A working group uses some team resources, such as a Team Contact (anywhere from 0.1 to 0.5 FTE of an existing staff member), but is not as intensive a resource cost as a full dedicated FTE (who would have to be a new hire), and so would not require as much scrutiny to start up as a whole activity.

Chartering Process

If the OWEA XG decides to go this route first, I can write a charter for such a group. At the very least, writing a charter might be a useful exercise to see if people feel that a Web Education WG would be a useful next step, and to focus our attention on some specific goals.

One of the critical parts of writing a charter and starting a working group is establishing the groups’ deliverables. What is the group expected to produce in order to track its progress and judge the success of the group? Perhaps a curriculum itself, or a framework, or a peer-review process, or all of these, could be desirable deliverables. The deliverables should be crafted to demonstrate benefit to the larger Web community and to our members.

Another key aspect of a WG is deciding on chairs; we are all aware of how important the right person is in moving something forward, and the chair or chairs of a WG are tasked with focusing and driving the production of the deliverables, and on making sure everything proceeds in a fair manner. While everyone who attends the OWEA telcons has demonstrated real dedication, some of you have really put forth enormous energy and time, and if I were to guess who might be able to pour out the effort and leadership required to chair, I would probably nominate Leslie and Ben as co-chairs. That might be simply because I have talked most to them, and I would not doubt the ability of anyone in this group to step up to the plate. But that’s a decision for you all to make, should you decide to move forward with the idea of forming a WG.

Review and Approval

Regarding the specific review process and timeframe, once we have a charter we agree on, we would take that to W3C Management, where they make an initial assessment on whether to put this charter proposal forward to the membership; I wouldn’t expect them to object to such a group. Then, it would go to our Advisory Committee, made up of one representative from each member company, who review it, suggest changes and provide feedback, and voice either approval or disapproval of forming the group (since they are footing the bill for the partial FTE); I don’t expect much resistance there either, and could even see increased interest in participation.
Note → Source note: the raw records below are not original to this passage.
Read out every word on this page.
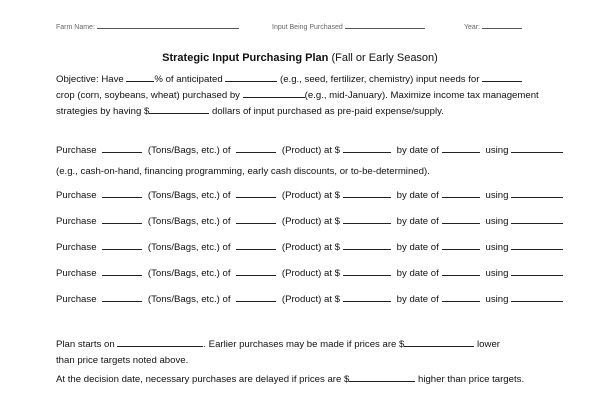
Farm Name:	Input Being Purchased	Year:
Strategic Input Purchasing Plan (Fall or Early Season)
Objective: Have	% of anticipated	(e.g., seed, fertilizer, chemistry) input needs for
crop (corn, soybeans, wheat) purchased by	(e.g., mid-January). Maximize income tax management
strategies by having $	dollars of input purchased as pre-paid expense/supply.
Purchase	(Tons/Bags, etc.) of	(Product) at $	by date of	using
(e.g., cash-on-hand, financing programming, early cash discounts, or to-be-determined).
Purchase	(Tons/Bags, etc.) of	(Product) at $	by date of	using
Purchase	(Tons/Bags, etc.) of	(Product) at $	by date of	using
Purchase	(Tons/Bags, etc.) of	(Product) at $	by date of	using
Purchase	(Tons/Bags, etc.) of	(Product) at $	by date of	using
Purchase	(Tons/Bags, etc.) of	(Product) at $	by date of	using
Plan starts on	. Earlier purchases may be made if prices are $	lower
than price targets noted above.
At the decision date, necessary purchases are delayed if prices are $	higher than price targets.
After 4 weeks of AC review, we integrate the suggested changes, and W3C Management make a final determination on whether to form the working group.

Finally, we start to work on the deliverables.

That’s the process in a nutshell.

Activity

An Activity at W3C is a higher level of organization, and can exercise more discretion and autonomy in deciding its own processes. It would have its own budget, and a full-time staff person.

Working Groups are chartered for a set period of time, while Activities are intended as a more sustained effort, and may contain Working Groups, if that is appropriate to the goals and processes of the Activity.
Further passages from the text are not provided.